You dig and find an abandoned mine. You’re curious so you explore—just a little, then you fall. You plummet four stories. You’re still alive, but you’re in the dark and only have a couple torches. You only have a stone sword and not much food because you never expected to be trapped in a mineshaft. The adventure you go through just trying to get home is epic. You have to fight through nests of posion spiders, figure out how to build a stairway up. You get lost but discover a random chest with some food to keep you alive and steel to make a better sword. You fight zombies and skeleton, and it is a heartpounding thrill ride, but perhaps the best part is that you know this isn’t scripted. This isn’t some preordained plot. This is all just the result of an accident—your own foolishness, and that makes the game more real than the most photorealistic graphics ever could.

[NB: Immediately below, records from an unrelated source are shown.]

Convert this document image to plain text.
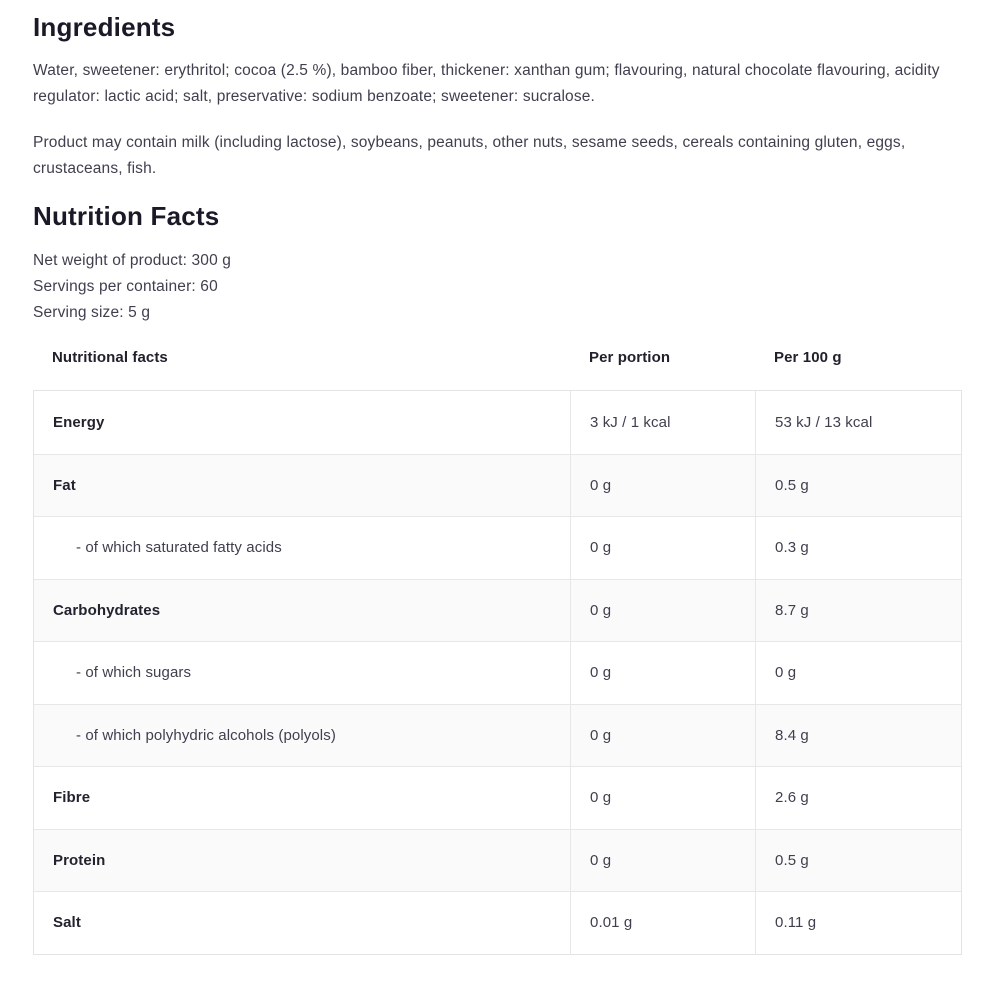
Ingredients

Water, sweetener: erythritol; cocoa (2.5 %), bamboo fiber, thickener: xanthan gum; flavouring, natural chocolate flavouring, acidity regulator: lactic acid; salt, preservative: sodium benzoate; sweetener: sucralose.

Product may contain milk (including lactose), soybeans, peanuts, other nuts, sesame seeds, cereals containing gluten, eggs, crustaceans, fish.

Nutrition Facts
Net weight of product: 300 g
Servings per container: 60
Serving size: 5 g
Nutritional facts	Per portion	Per 100 g
Energy	3 kJ / 1 kcal	53 kJ / 13 kcal
Fat	0 g	0.5 g
- of which saturated fatty acids	0 g	0.3 g
Carbohydrates	0 g	8.7 g
- of which sugars	0 g	0 g
- of which polyhydric alcohols (polyols)	0 g	8.4 g
Fibre	0 g	2.6 g
Protein	0 g	0.5 g
Salt	0.01 g	0.11 g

The game can be played singularly, or on a server with others. I visited one where the players had created an entire working city with skyscrapers, paved streets with signs, banks and libraries. Others have wars where people create armor and swords (or in some cases guns,) and attack each other. And as the game has an endless supply of randomly generated worlds, and as each world is infinite (you can just keep walking and it will just keep getting bigger,) so there is plenty of replay value.
|The kind of city people make on multiplayer servers|
I started playing a year ago when the game was in beta. This past November the game was officially released. So besides distracting me from writing, and proving, as my wife wanted, that I am human with other interests, why mention this here? There’s a certain kinship factor. Minecraft is an indie produced game—self published if you will. Persson made it himself and it caught on. With no publisher and no commercial advertising or backing, he sold the alpha and beta versions of his game by word-of-mouth and (at this time) he’s sold around 4 million copies. This has allowed him to start his own gaming company while he continues to refine and add to the feature set of Minecraft.
So, in return for providing me with something new that I can talk with my teenage son about, I felt Notch deserved a plug, even though his audience is way bigger than mine.
At present, my son, his friends, Robin and I all play together on my own server. At least I know where my son is on a Saturday night, and exactly the kind of monsters he’s likely to meet. He also has dreams of being an architect and I can think of no better past time for that.
So if you’re looking for that last minute Christmas gift that someone will smirk at, roll their eyes and say, “Are you kidding?” and then disappear playing for years to come. You can buy a gift code for Minecraft for $27, and they can download the game Christmas morning (which usually takes five minutes.) Setting up your own server so you can play together can be a herculean odyssey, but that too is part of what the golden age of gaming was all about.